Ele começa a “aula” me perguntando se eu torcia para o atlético ou para o cruzeiro. Eu, sem um pingo de maldade, respondi que era indiferente aos dois times. Justifico que na minha casa, o único fanático por futebol era meu avô e também que, nos últimos meses, o futebol mineiro não tinha sido motivo de muito orgulho. O questionamento óbvio que qualquer indivíduo brasileiro, na faixa dos 25~30 anos, heterossexual e com Q.I. menor que 100 faria a seguir era sobre a minha sexualidade, claro. E ele me manda: você gosta de homem ou de mulher?

[…]

DEVIA SER PROIBIDO FAZER ESSA PORRA DE PERGUNTA NUMA SALA DE AULA, CARALHO! By the way, SOU GAY e gosto de PÊNIS!

Queria eu que essa fosse a minha resposta. Mas não. Em situações como essa, de descontrole emocional inadvertido, eu sempre tenho que procurar o jeito mais “WTF?” de reagir. E respondo que “não queria entrar no mérito da questão”.

COMO ASSIM, FILHO DA PUTA?

Na hora não registrei a reação das pessoas na sala. Só conseguia perceber o quanto eu estava nervoso, suando como se aquele lugar fosse o deserto do Saara, e tentando passar a expressão de normalidade, apesar dessa não existir. Eu sabia que tinha exposto para todos naquela sala minha condição sexual, ainda que não usando as palavras exatas. Até aquele instante, eu era assumido só para amigos mais próximos e (talvez) alguns parentes. Depois desse dia, ficou escrito na pedra do firmamento: “E ele assume a homossexualidade para o mundo”. Foi um tiro no pé, uma auto-queimação de filme? Não sei. Só sei que contar uma mentira ali seria impossível para mim. Esse é um dos meus defeitos, não consigo falar mentira.

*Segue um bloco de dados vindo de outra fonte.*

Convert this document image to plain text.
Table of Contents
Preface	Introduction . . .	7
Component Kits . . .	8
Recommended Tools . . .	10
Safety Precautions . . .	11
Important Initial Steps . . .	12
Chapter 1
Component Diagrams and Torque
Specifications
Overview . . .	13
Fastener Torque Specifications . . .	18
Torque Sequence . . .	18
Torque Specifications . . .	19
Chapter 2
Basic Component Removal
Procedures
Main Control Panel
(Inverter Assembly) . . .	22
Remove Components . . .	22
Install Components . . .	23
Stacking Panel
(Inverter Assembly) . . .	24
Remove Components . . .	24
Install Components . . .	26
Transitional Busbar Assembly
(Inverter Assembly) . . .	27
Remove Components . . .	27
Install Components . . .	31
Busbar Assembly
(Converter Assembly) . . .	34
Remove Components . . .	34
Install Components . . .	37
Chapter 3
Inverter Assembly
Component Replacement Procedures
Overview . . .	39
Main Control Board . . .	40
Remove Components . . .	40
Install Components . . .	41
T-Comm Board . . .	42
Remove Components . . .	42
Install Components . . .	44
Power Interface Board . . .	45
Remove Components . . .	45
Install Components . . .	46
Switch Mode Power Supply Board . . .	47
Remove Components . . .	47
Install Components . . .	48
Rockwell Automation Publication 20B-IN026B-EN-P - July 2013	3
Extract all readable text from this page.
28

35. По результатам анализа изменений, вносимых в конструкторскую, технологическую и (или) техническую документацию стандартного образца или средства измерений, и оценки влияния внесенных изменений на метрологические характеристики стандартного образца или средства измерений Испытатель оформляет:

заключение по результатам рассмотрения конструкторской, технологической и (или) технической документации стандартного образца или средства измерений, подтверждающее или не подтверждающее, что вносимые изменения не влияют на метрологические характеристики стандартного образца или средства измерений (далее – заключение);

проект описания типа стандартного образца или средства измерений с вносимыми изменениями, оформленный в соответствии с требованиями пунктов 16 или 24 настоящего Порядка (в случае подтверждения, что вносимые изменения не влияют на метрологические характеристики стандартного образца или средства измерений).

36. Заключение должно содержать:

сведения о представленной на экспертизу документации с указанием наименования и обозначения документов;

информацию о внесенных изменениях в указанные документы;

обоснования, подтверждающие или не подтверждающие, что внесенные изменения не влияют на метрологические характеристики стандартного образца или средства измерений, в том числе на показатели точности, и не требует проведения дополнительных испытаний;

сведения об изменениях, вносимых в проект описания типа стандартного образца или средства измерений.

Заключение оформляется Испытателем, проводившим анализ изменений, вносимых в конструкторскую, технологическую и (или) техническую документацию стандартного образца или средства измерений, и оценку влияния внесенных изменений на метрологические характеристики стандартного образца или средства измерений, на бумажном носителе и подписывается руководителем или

Perto de mim estava meu amigo, R., que estudou na mesma turma que eu no colégio e agora está mudando de curso junto comigo, e meus novos “colegas” – chamá-los de amigos, como fiz no início do texto é exagero – do cursinho. Ninguém falou nada, e por um bom tempo, o silêncio prevaleceu, até que o professor mudasse de assunto e contasse uma piada qualquer para descontrair a turma. Naquele mesmo dia eu ainda tentei conversar com esses meus colegas, mas nos dias seguintes eu vi que o tratamento deles para comigo, ainda que de forma discreta, mudou.

Acredito que eles se sentiram traídos, pois eu não tinha comentado com os mesmos a respeito da minha homossexualidade. Na quinta feira, como R. não tinha ido à aula, não conversei com ninguém tampouco alguém quis conversar comigo. Resultado: minha autoestima caiu uns anos-luz. Chegou a sexta feira e eu, macaco velho de crises depressivas, decidi mandar o mundo tomar no cu e fui para a aula animado. Não estava lá para depender da opinião das pessoas, mas sim para me preparar para o vestibular.

Acabou que no fim das contas, essa minha saída forçada do armário para a sala do cursinho foi uma experimentação do que muitos gays devem passar diariamente com a sociedade. Muitos já devem estar calejados da exposição gratuita, saem por aí com seus parceiros, tomam surra de lâmpada fluorescente na cara e levantam bandeiras do arco-íris no outro dia. Não fiquei tão abalado como achei que ia ficar, mas também não fiquei tão indiferente. Na minha vida, o sentimento de inadequação é um fator constante. Graças a ele, por mais “mente aberta e progressista” que eu aparente ser aqui no blog – e sou mesmo – ainda suo frio quando as pessoas voltam seus olhares para mim.

Teve ainda um outro acontecimento na mesma semana que balançou os planetas do meu mapa astral, mas fico devendo pra vocês essa história no próximo post.

Abraços!

(Senti saudades do blog e dos comentários).